私はよく歌をうたっている。
最初は何の反応もなかったが、最近はなんだか聴いてくれているような気がする。
聴いてくれるなら、こちらとしても嬉しくて歌にも力が入るってもんだ。
アンパンマンのマーチ、さんぽ、となりのトトロの3曲を順繰りに歌っているが、一番聴いてくれていると実感するのは、アンパンマンだ。
歌い出すと黙る。
さすがにギャン泣きの時は効かないが。
たまには違う歌もうたわないと、私が飽きるので、新曲を順次リリースしていくのだが、やっぱりアンパンマンには叶わない。
私が知っている子供向けの歌だから、選曲は古い。
子供向けを意識して、知ってる限りの歌を披露していくと、だいたいNHKの教育番組で締めくくりになる。

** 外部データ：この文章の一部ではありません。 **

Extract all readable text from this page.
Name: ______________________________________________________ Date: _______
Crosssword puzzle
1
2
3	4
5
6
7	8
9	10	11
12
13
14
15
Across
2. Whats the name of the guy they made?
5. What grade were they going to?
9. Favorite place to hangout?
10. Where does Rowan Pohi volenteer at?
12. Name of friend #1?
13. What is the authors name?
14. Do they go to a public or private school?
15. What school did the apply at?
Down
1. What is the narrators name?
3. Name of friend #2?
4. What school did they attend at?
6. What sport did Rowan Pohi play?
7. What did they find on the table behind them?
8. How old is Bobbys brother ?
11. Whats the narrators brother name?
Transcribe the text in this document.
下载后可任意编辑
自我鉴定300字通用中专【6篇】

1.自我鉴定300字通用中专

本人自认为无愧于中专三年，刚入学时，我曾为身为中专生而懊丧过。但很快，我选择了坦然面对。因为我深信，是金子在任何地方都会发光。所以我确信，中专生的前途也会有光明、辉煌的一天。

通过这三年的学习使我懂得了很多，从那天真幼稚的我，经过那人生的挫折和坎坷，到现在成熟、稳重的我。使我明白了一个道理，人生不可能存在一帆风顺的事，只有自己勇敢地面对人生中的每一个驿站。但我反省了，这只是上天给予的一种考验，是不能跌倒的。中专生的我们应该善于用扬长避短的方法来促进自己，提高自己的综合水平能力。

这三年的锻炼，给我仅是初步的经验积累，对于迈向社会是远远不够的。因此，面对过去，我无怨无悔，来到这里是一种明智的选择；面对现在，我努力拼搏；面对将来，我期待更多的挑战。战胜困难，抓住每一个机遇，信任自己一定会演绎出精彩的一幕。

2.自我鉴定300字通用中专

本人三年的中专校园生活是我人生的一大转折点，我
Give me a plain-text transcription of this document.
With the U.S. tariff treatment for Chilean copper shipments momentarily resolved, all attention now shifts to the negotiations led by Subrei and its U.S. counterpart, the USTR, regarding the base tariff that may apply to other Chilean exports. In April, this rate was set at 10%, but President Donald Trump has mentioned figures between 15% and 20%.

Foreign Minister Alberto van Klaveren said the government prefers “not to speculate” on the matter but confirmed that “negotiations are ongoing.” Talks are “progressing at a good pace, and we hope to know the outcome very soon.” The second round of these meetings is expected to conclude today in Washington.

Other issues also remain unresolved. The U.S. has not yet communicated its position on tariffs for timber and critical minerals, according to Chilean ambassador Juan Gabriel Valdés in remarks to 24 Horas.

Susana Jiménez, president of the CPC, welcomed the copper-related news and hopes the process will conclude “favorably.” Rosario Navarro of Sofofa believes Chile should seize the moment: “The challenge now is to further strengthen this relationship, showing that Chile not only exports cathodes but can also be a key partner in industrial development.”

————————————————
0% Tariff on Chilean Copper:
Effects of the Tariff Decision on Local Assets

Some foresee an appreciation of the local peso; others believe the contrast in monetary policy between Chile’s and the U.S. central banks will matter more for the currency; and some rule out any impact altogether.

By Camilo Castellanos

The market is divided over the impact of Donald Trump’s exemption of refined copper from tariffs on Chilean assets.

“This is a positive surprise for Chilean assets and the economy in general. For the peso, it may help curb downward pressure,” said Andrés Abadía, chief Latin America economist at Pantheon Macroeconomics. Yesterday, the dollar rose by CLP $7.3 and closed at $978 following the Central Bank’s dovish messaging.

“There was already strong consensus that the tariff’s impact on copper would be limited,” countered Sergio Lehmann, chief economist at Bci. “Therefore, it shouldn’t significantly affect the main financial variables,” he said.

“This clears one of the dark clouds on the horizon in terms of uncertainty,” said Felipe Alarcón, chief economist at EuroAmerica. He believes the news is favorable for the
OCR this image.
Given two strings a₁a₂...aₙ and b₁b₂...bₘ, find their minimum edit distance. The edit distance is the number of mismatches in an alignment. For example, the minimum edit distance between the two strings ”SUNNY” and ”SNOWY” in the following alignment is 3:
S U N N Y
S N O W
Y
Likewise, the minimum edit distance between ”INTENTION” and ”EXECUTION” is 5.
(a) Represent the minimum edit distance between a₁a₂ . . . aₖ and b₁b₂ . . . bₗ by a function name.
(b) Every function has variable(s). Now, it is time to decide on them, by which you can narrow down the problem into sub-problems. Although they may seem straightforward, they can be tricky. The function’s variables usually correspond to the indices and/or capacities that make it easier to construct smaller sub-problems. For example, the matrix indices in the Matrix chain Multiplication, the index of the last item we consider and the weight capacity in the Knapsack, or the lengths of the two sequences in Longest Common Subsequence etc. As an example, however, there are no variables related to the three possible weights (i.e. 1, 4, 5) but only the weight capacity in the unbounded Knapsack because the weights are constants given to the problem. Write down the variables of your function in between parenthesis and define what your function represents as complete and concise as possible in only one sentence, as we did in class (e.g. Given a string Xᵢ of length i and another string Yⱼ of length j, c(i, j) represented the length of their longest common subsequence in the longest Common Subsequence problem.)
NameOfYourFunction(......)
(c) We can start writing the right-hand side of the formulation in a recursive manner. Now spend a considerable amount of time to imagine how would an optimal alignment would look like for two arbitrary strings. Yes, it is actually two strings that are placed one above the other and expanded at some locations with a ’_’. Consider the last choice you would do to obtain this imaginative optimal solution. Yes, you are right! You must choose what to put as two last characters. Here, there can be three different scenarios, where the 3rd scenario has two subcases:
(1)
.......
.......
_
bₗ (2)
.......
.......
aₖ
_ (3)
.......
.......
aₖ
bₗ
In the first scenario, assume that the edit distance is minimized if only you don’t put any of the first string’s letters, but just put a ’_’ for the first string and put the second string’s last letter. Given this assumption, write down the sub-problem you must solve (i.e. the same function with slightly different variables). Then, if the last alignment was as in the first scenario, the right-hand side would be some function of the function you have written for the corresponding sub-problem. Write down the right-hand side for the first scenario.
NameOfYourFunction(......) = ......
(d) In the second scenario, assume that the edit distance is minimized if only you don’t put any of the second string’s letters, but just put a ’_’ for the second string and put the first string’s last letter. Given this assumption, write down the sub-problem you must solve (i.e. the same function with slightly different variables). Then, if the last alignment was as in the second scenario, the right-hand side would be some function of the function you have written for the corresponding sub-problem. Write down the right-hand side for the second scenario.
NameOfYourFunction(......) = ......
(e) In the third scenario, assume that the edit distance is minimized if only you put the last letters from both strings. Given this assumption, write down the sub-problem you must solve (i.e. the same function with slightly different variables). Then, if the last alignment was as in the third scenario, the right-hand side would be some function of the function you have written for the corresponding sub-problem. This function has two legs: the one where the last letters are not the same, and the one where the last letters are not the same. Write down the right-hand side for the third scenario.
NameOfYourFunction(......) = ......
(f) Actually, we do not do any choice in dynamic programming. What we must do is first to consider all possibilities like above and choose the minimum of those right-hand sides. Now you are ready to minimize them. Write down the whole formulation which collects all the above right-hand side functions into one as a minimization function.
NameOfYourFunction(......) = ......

もう「それいけノンタック」歌い始める頃になると、トモチもタオルで遊び始めてたりして聴いちゃいない。
虚しくなってリサイタル終了。
多分、トモチが初めて覚えて歌うのはアンパンマンなんじゃないかな。
あれは、なかなか深い歌詞だよ。
「そうだ、嬉しいんだ、生きる喜び。たとえ、胸の傷が痛んでも」
いったいアンパンマンの過去に何があったんだろうか。